Члены побежденных партий оказывались часто в положении, сходном с положением подданных тираний с тою лишь разницей, что однажды почувствованная свобода или власть, а, быть может, и надежда вновь их обрести, придавала их индивидуализму особый размах. Именно среди этих людей, не по доброй воле пользующихся досугом, мы обнаруживаем, например, Аньоло Пандольфини{167}
(1446 г.), чье сочинение «О домоводстве»[266] является первой программой завершенного сложившегося частного существования. Его сопоставление обязанностей индивида и ненадежной, неблагодарной государственной деятельности[267] может быть названо своего рода истинным памятником времени.И наконец, изгнание обладает тем свойством, что оно либо полностью уничтожает человека, либо поднимает его на большую высоту. «Во всех наших густо населенных городах, — говорит Джовиано Понтано[268]
, — мы видим массу людей, которые добровольно покинули свою родину: добродетели ведь берут всегда с собой». В самом деле, далеко не все из них были формально изгнаны, многие покинули родину добровольно, потому что ее политическое и экономическое состояние стало невыносимым. Выходцы из Флоренции в Ферраре, выходцы из Лукки в Венеции образовали целые колонии.Космополитизм, развившийся в наиболее тонких по своей духовной природе изгнанниках, представлял собой высшую ступень индивидуализма. Данте находит новую родину, как уже было сказано (с. 56) в языке и культуре Италии, но выходит и за эти пределы, говоря: «Моя родина — весь мир!»[269]

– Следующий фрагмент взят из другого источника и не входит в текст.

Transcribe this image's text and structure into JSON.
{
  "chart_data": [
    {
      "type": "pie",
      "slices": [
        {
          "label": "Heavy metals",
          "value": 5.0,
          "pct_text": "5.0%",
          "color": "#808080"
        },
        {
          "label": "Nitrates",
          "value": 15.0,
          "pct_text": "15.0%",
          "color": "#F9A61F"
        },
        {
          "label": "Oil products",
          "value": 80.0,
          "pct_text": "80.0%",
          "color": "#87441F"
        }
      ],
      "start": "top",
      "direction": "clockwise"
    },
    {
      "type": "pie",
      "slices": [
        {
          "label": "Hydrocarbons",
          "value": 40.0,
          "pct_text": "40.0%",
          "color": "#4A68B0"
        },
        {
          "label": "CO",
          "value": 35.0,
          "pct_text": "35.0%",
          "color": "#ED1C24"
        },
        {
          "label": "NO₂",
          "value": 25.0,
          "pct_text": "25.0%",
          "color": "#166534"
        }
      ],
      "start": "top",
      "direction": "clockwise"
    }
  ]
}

. А когда ему предложили вернуться во Флоренцию на недостойных условиях{168}, он в своем ответе написал: «Разве я не везде могу видеть свет солнца и звезд? Не могу размышлять о благороднейших истинах повсюду, не выступая при этом покрытым позором перед народом и городом? И куска хлеба я также не буду лишен»[270]. С высокой непреклонностью подчеркивают и художники свою свободу от связи с определенной местностью. «Лишь тот, кто всему научился, — говорит Гиберти[271]{169} — нигде не будет чужеземцем; даже лишившись своего имущества, без друзей, он все-таки гражданин каждого города и может бесстрашно и с презрением относиться к переменам своей судьбы». Подобное же утверждает находящийся в изгнании гуманист: «Где ученый человек поселился, там его добрая родина»[272].При очень обостренном понимании истории культуры, можно было бы, вероятно, шаг за шагом проследить увеличение в XV в. числа широко образованных людей. Ставили ли они перед собой как осознанную и ясно сформулированную цель гармоническое завершение духовного и внешнего существования, сказать трудно; однако многие из них обладали таковым, насколько это вообще возможно при несовершенстве всего земного. Если отказаться от возможности вывести общее заключение в соотношении счастья, одаренности и характера в такой индивидуальности, как Лоренцо Великолепный, то можно обратиться к такой индивидуальности, как Ариосто, главным образом к тому, как он выразил себя в своих сатирах. В какой гармонии здесь находятся гордость человека и поэта, ирония по отношению к собственным наслаждениям, тонкая насмешка и глубокая благожелательность!
В тех случаях, когда импульс к высочайшему развитию личности сочетался с действительно мощной и при этом многосторонней натурой, подчинившей себе все элементы тогдашней образованности, возникал «всесторонний человек», l’uomo universale, который встречается только в Италии. На протяжении всего средневековья в различных странах были люди, обладавшие энциклопедическими знаниями, так как области отдельных наук были близки друг к другу; вплоть до XII в. встречаются и многосторонние художники, ибо проблемы архитектуры были относительно просты и однородны, а в скульптуре и живописи над формой преобладало то, что должно было быть изображено. Напротив, в Италии эпохи Возрождения мы видим отдельных художников, которые создают одновременно во всех областях новое и по-своему совершенное и при этом еще производят величайшее впечатление как личности. Иные многосторонни вне искусства, которым они занимаются, также в чрезвычайно обширной сфере духовности.
Данте, которого уже при жизни одни называли поэтом, другие философом, третьи теологом[273]
, источает во всех своих сочинениях полноту покоряющей личной силы, подчиняющей читателя даже независимо от предмета. Какую силу воли предполагает уже непоколебимо равномерная разработка «Божественной комедии». Если же обратиться к содержанию, то вряд ли есть во всем внешнем и духовном мире важный предмет, который бы не был им изучен и сказанное им по поводу которого — часто лишь несколько слов — не было бы важным свидетельством его времени. Для изобразительного искусства он может считаться источником — и это поистине так по причинам куда более существенным, чем несколько строк, посвященных художникам того времени; вскоре он стал еще и источником вдохновения[274].